Sheryl Sandberg, Condoleezza Rice and Girl Scouts CEO Anna Maria Chávez want us to stop using the word bossy. The trio — a power trifecta by anyone's standards — believes girls with leadership attributes are pigeon-holed into a "bossy" corner early in life, causing them to hide and minimize those qualities. Boys, however, don't get called bossy. The same qualities in boys are generally called aggressive or strong-willed, and those labels don't hurt boys' self-images the way girls are affected by the bossy label.

What the Ban Bossy movement gets right

Spending time on the Ban Bossy website gives credence to the movement. There are leadership tips for girls and the adults around them, images with powerful quotes about helping girls succeed, powerhouse partners and links to articles about girls making a difference all over the world — skater girls in Afghanistan are fabulous in any context. Fostering leadership qualities in girls and helping them find ways to make a difference in their own lives and in their communities is a noble, important and crucial job, especially because of the documented facts about girls and the "confidence gap."
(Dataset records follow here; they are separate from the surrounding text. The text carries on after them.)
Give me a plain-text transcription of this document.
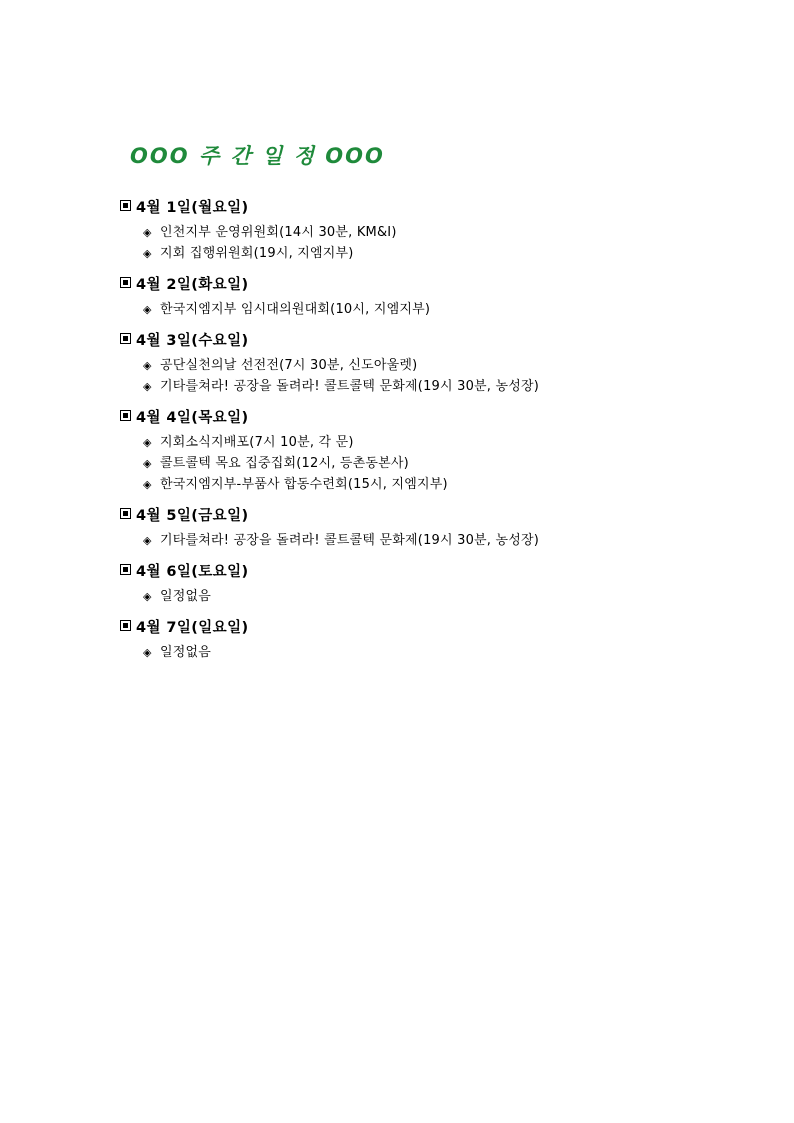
OOO 주 간 일 정 OOO
4월 1일(월요일)
◈ 인천지부 운영위원회(14시 30분, KM&I)
◈ 지회 집행위원회(19시, 지엠지부)
4월 2일(화요일)
◈ 한국지엠지부 임시대의원대회(10시, 지엠지부)
4월 3일(수요일)
◈ 공단실천의날 선전전(7시 30분, 신도아울렛)
◈ 기타를쳐라! 공장을 돌려라! 콜트콜텍 문화제(19시 30분, 농성장)
4월 4일(목요일)
◈ 지회소식지배포(7시 10분, 각 문)
◈ 콜트콜텍 목요 집중집회(12시, 등촌동본사)
◈ 한국지엠지부-부품사 합동수련회(15시, 지엠지부)
4월 5일(금요일)
◈ 기타를쳐라! 공장을 돌려라! 콜트콜텍 문화제(19시 30분, 농성장)
4월 6일(토요일)
◈ 일정없음
4월 7일(일요일)
◈ 일정없음
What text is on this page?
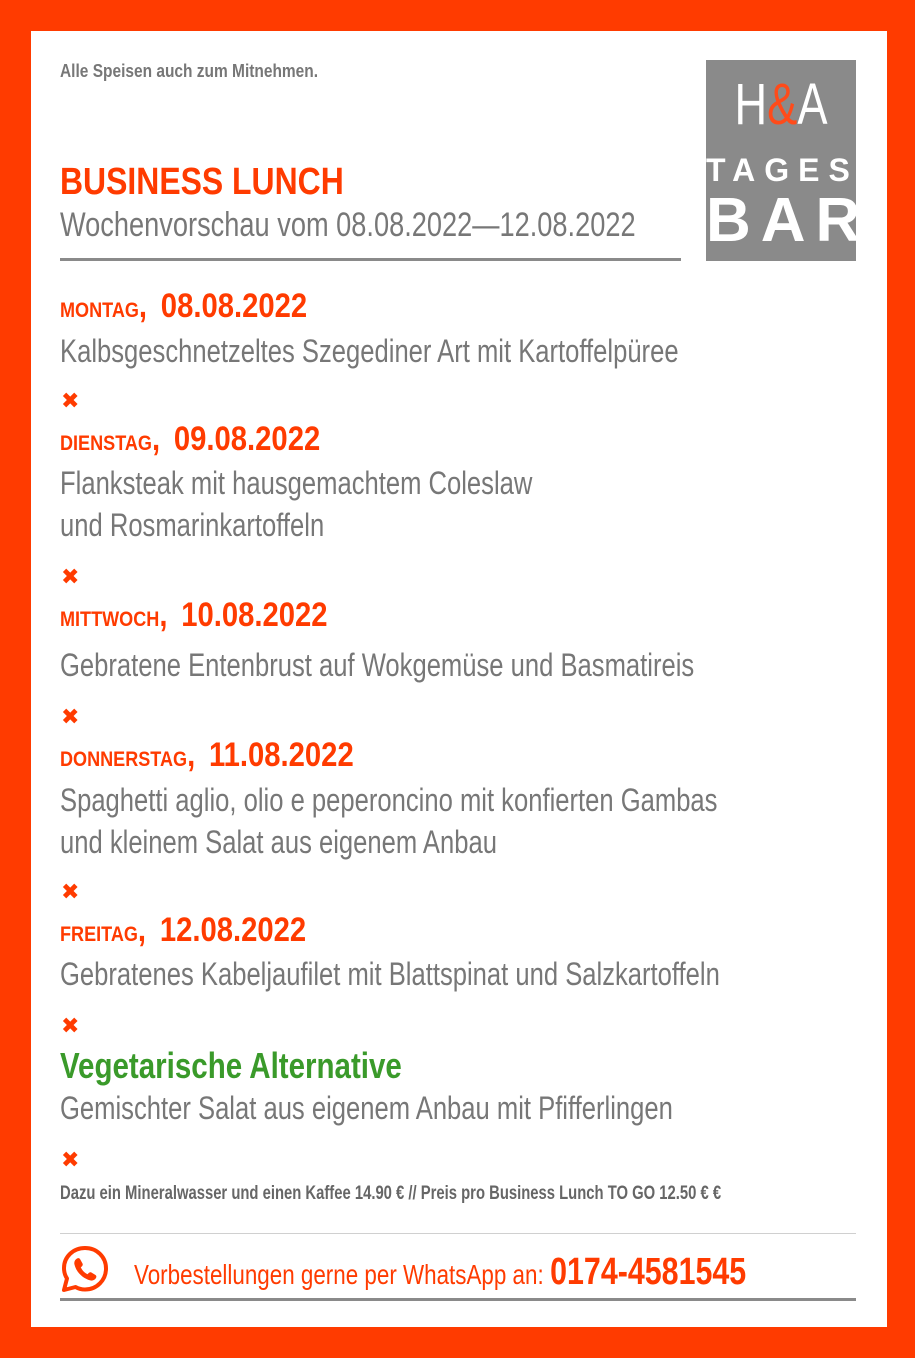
Alle Speisen auch zum Mitnehmen.
H&A
TAGES
BAR
BUSINESS LUNCH
Wochenvorschau vom 08.08.2022—12.08.2022
MONTAG, 08.08.2022
Kalbsgeschnetzeltes Szegediner Art mit Kartoffelpüree
✖
DIENSTAG, 09.08.2022
Flanksteak mit hausgemachtem Coleslaw
und Rosmarinkartoffeln
✖
MITTWOCH, 10.08.2022
Gebratene Entenbrust auf Wokgemüse und Basmatireis
✖
DONNERSTAG, 11.08.2022
Spaghetti aglio, olio e peperoncino mit konfierten Gambas
und kleinem Salat aus eigenem Anbau
✖
FREITAG, 12.08.2022
Gebratenes Kabeljaufilet mit Blattspinat und Salzkartoffeln
✖
Vegetarische Alternative
Gemischter Salat aus eigenem Anbau mit Pfifferlingen
✖
Dazu ein Mineralwasser und einen Kaffee 14.90 € // Preis pro Business Lunch TO GO 12.50 € €
Vorbestellungen gerne per WhatsApp an: 0174-4581545
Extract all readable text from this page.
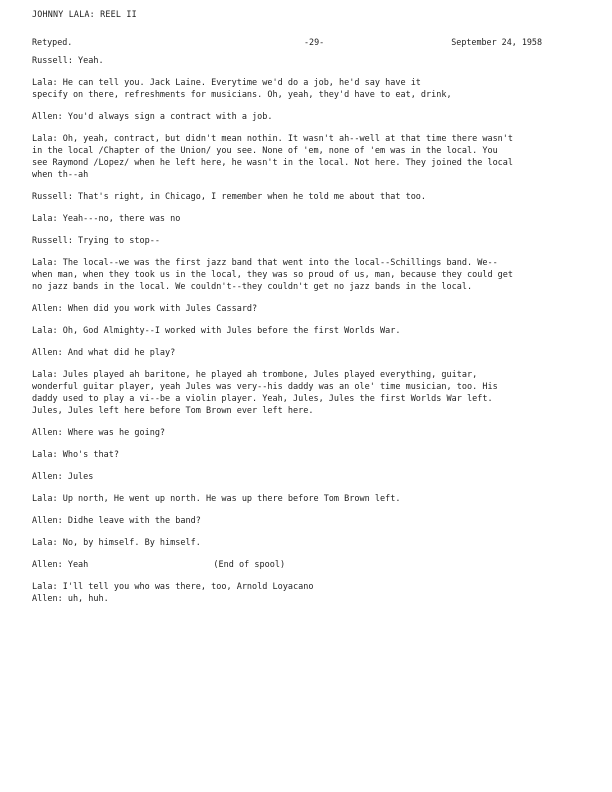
JOHNNY LALA: REEL II
Retyped.	-29-	September 24, 1958
Russell: Yeah.
Lala: He can tell you. Jack Laine. Everytime we'd do a job, he'd say have it
specify on there, refreshments for musicians. Oh, yeah, they'd have to eat, drink,
Allen: You'd always sign a contract with a job.
Lala: Oh, yeah, contract, but didn't mean nothin. It wasn't ah--well at that time there wasn't
in the local /Chapter of the Union/ you see. None of 'em, none of 'em was in the local. You
see Raymond /Lopez/ when he left here, he wasn't in the local. Not here. They joined the local
when th--ah
Russell: That's right, in Chicago, I remember when he told me about that too.
Lala: Yeah---no, there was no
Russell: Trying to stop--
Lala: The local--we was the first jazz band that went into the local--Schillings band. We--
when man, when they took us in the local, they was so proud of us, man, because they could get
no jazz bands in the local. We couldn't--they couldn't get no jazz bands in the local.
Allen: When did you work with Jules Cassard?
Lala: Oh, God Almighty--I worked with Jules before the first Worlds War.
Allen: And what did he play?
Lala: Jules played ah baritone, he played ah trombone, Jules played everything, guitar,
wonderful guitar player, yeah Jules was very--his daddy was an ole' time musician, too. His
daddy used to play a vi--be a violin player. Yeah, Jules, Jules the first Worlds War left.
Jules, Jules left here before Tom Brown ever left here.
Allen: Where was he going?
Lala: Who's that?
Allen: Jules
Lala: Up north, He went up north. He was up there before Tom Brown left.
Allen: Didhe leave with the band?
Lala: No, by himself. By himself.
Allen: Yeah	(End of spool)
Lala: I'll tell you who was there, too, Arnold Loyacano
Allen: uh, huh.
Banning bossy might just be a Band-Aid

The problem with Ban Bossy isn't the overreaching goal of the campaign — no one can argue against closing the confidence gap between girls and boys. Girls need to know their leadership abilities are as valued as the abilities of the boys sitting next to them in class. Studies that show how early girls begin to lose confidence in themselves should tell us there's a serious problem about the way girls perceive their own abilities.

The implications behind the word are truly the problem: Bossy becomes a negative term for girls because the ways 'bossy' is used toward them says their leadership isn't wanted and their directives aren't valued.

Striking "bossy" from our vernacular doesn't change the tone with which people use it — or the meaning behind that tone. The implications behind the word are truly the problem: Bossy becomes a negative term for girls because the ways "bossy" is used toward them says their leadership isn't wanted and their directives aren't valued. Instead of banning bossy, there needs to be a serious conversation about why the word is used for girls and not for boys. Until we figure out how to change that mental double standard, there will always be other words that will come to mean the same thing to our girls.

Empower girls by focusing on the positive

If we only worry about the word and not the power that lies beneath it, in 10 years we'll be talking about another word that's keeping our girls from feeling like leaders. We need to give them tools to face any word thrown in their face, because until the leadership discrepancy between men and women is equalized, strong women will always face language that belittles their achievements. Ban Bossy focuses its efforts on one small aspect of the problem and by drawing attention to the word, it gains even more negative power. Complaints are already arising about money and energy going toward a ban on a word. With all of the positive, affirming and truly helpful content available on the Ban Bossy site, it's a shame to see the campaign focus on a word purported to drag down our future female leaders.